A.K.A. - Hot Ticket
United States – 1996
Director – Lev L. Spiro
New Horizons Home Video, 1999, VHS
Run Time – 1 hour, 17 minutes
There are many amusements on offer when occasionally watching one of these stripper oddities from the Corman studio. One of the most awkward, particularly in mixed company is contemplating and discussing the extent of plastic surgery that the principals have undergone to achieve their current shape. In fact I think if you watched enough of these you could probably watch them transform over the course of their careers.
But hey, we are talking about the stripper microgenre invented by actress Katt Shea with Stripped to Kill (1987). It was to be the first of a slew of successful films revolving around the trials and tribulations of strippers. The very nature of the work demands that you repeatedly perform stripteases, in both the scenes taking place in the stripclub, as well as the scenes in which you do it with your late-90’s mushroom haircut boyfriend. Instead of an actress willing to strip, the job requires a stripper willing to act, which is exactly the standard set by Shea.
The name alone, Strip for Action, holds tremendous menace. The combination and context of the words possess an imminent but still ethereal threat. But backed up by that killer tagline, it really drives it home for me. The insinuation of stripping doesn’t convey anything explicitly filthy, but the addition of action suggests that that action, whatever it is can only take place when naked. The nature of the action itself remains in question, and this is where the threat lies, shrouded in mystery.
The Strip For Action box art is phenomenal. For over a year as this movie sat on my shelf waiting to be screened. Browsing the unwatched tapes I would occasionally pull it out and contemplate it. Each time I would stare at the cover for a while thinking to myself, “She looks uncomfortable, do I really want to watch this?” Let’s be honest, I was intimidated, hung up on the possibility of impending emotional darkness if I followed through. So for all that time the box art looked awkward, but I was too cowed to pay much heed.
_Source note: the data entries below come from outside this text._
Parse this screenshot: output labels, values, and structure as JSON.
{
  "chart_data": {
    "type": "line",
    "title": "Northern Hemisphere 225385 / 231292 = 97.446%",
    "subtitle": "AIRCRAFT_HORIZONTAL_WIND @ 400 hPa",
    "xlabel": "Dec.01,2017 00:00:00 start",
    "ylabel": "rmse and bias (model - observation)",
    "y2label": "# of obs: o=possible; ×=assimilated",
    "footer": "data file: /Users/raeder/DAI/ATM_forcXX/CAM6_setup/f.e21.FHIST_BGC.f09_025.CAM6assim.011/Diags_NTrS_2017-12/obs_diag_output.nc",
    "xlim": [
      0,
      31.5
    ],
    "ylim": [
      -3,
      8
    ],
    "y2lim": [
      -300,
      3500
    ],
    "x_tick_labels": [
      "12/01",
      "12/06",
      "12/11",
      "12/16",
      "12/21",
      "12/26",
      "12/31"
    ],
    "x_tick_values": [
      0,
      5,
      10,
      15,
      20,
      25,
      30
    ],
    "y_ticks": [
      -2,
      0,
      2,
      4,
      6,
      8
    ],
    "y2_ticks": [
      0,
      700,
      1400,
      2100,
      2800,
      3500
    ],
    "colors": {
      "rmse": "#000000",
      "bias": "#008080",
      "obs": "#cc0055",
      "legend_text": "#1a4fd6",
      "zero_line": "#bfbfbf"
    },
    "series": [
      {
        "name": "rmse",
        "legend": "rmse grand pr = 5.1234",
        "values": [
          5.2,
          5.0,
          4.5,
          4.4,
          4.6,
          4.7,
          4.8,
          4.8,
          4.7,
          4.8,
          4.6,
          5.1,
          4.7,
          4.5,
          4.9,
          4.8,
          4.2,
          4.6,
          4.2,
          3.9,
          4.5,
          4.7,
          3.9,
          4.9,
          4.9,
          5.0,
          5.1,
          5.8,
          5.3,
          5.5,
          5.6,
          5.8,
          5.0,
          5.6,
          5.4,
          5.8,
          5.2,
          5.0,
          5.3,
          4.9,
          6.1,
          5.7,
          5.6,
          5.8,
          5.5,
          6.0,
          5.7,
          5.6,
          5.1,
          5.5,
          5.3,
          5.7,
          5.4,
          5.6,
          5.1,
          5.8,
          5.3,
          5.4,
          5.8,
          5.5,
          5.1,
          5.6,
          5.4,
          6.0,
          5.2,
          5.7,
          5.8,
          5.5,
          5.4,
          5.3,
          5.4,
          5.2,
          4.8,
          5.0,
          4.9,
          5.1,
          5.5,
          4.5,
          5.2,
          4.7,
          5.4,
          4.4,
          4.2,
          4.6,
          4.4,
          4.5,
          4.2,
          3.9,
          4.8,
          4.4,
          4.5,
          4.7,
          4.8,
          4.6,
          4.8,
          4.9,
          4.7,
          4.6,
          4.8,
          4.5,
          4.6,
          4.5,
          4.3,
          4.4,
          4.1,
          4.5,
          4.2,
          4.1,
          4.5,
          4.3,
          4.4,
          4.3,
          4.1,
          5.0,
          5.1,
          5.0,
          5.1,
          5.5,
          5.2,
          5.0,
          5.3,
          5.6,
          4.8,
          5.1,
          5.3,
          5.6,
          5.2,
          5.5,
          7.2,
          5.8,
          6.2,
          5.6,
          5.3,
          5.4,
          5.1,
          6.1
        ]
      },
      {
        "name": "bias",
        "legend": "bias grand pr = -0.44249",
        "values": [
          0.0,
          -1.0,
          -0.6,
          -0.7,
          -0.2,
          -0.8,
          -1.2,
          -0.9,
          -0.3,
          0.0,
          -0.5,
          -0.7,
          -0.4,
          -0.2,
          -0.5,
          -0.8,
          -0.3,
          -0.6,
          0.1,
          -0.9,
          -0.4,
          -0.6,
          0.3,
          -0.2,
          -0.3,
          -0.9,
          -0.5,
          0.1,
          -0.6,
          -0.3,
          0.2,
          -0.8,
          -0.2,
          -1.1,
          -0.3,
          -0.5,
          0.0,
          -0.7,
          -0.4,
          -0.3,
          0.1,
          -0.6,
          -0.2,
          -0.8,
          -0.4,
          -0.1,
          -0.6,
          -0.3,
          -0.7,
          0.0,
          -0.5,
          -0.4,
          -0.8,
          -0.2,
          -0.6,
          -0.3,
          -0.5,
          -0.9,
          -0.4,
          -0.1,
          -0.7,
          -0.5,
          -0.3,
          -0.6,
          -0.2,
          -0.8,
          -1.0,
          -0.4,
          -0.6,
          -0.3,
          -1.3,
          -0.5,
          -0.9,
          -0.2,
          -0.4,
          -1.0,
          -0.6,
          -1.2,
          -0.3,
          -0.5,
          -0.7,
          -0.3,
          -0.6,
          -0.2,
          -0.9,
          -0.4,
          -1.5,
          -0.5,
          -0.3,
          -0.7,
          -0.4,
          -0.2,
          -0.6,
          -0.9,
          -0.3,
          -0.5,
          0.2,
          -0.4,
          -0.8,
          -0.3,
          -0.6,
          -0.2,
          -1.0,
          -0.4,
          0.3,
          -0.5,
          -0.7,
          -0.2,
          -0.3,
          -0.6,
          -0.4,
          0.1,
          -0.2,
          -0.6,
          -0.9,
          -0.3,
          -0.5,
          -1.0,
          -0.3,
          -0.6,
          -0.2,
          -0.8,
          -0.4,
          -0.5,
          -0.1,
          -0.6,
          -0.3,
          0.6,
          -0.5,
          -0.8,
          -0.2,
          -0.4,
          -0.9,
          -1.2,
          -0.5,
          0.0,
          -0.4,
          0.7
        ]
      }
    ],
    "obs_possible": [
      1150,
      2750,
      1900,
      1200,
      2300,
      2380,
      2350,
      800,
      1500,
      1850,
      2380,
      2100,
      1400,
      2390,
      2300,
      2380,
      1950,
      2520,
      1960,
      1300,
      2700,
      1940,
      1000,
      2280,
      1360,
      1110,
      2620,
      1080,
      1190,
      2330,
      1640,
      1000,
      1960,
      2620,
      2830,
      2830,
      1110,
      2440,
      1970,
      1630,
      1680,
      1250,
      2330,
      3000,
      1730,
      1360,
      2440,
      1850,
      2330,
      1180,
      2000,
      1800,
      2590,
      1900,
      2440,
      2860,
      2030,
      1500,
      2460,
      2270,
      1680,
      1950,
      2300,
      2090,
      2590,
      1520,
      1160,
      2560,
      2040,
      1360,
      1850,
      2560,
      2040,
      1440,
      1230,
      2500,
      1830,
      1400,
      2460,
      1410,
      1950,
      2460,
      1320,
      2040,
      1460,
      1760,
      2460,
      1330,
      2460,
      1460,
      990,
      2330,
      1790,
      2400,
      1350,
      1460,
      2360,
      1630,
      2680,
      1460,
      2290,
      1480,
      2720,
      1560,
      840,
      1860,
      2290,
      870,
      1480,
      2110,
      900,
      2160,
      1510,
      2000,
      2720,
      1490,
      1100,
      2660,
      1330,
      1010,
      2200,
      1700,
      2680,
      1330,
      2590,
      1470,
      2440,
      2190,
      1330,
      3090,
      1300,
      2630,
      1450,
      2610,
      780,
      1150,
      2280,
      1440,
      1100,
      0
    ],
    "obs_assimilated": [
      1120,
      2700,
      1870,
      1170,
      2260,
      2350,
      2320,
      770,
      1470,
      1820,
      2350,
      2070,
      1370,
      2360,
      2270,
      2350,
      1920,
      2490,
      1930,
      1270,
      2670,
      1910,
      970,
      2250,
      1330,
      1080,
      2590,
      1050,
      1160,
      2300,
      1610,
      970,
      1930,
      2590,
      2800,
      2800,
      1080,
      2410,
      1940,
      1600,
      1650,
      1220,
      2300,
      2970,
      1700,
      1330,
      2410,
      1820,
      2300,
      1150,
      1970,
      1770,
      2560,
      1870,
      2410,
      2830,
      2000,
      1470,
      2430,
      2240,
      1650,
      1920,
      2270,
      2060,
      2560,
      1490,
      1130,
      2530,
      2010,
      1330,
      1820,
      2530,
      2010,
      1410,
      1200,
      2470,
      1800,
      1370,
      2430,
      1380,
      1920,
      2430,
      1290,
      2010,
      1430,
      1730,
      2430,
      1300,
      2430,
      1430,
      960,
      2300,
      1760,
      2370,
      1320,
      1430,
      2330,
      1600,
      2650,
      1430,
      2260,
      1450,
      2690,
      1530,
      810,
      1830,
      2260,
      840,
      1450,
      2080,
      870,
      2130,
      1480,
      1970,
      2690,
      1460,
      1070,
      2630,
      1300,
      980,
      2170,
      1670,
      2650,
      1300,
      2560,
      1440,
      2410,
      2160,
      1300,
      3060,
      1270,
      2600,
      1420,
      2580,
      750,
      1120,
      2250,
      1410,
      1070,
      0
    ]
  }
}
But when I woke this morning, I realized that the decision had already been made, Strip For Action was the movie I was going to watch tonight. So when the time came, the idea of this film was no longer threatening, and perhaps that’s why I was able to see the box art with uncluttered eyes. It was then that I realized the fact that the gun is obviously and poorly Photoshopped into her hand after the fact. Not only that, as I was inspecting that digital handiwork, I realized that her bra was also an ad hoc addition. I wish I could tell you that this suggests some deep metaphor for the meaning of the film itself, some kind of prophecy. But it is as straightforward and honest as a picture worth an hour and 15 minutes can get. No, what Strip For Action boils down to is a soap-opera spiked with lap-dances and cursing. The box, with all its bluster and false modesty, is an explicit reflection of the film contained within, a sort of a Bizarro-world version of the emperor’s new clothes.
You girls stay in the car while we exchange hair styling tips.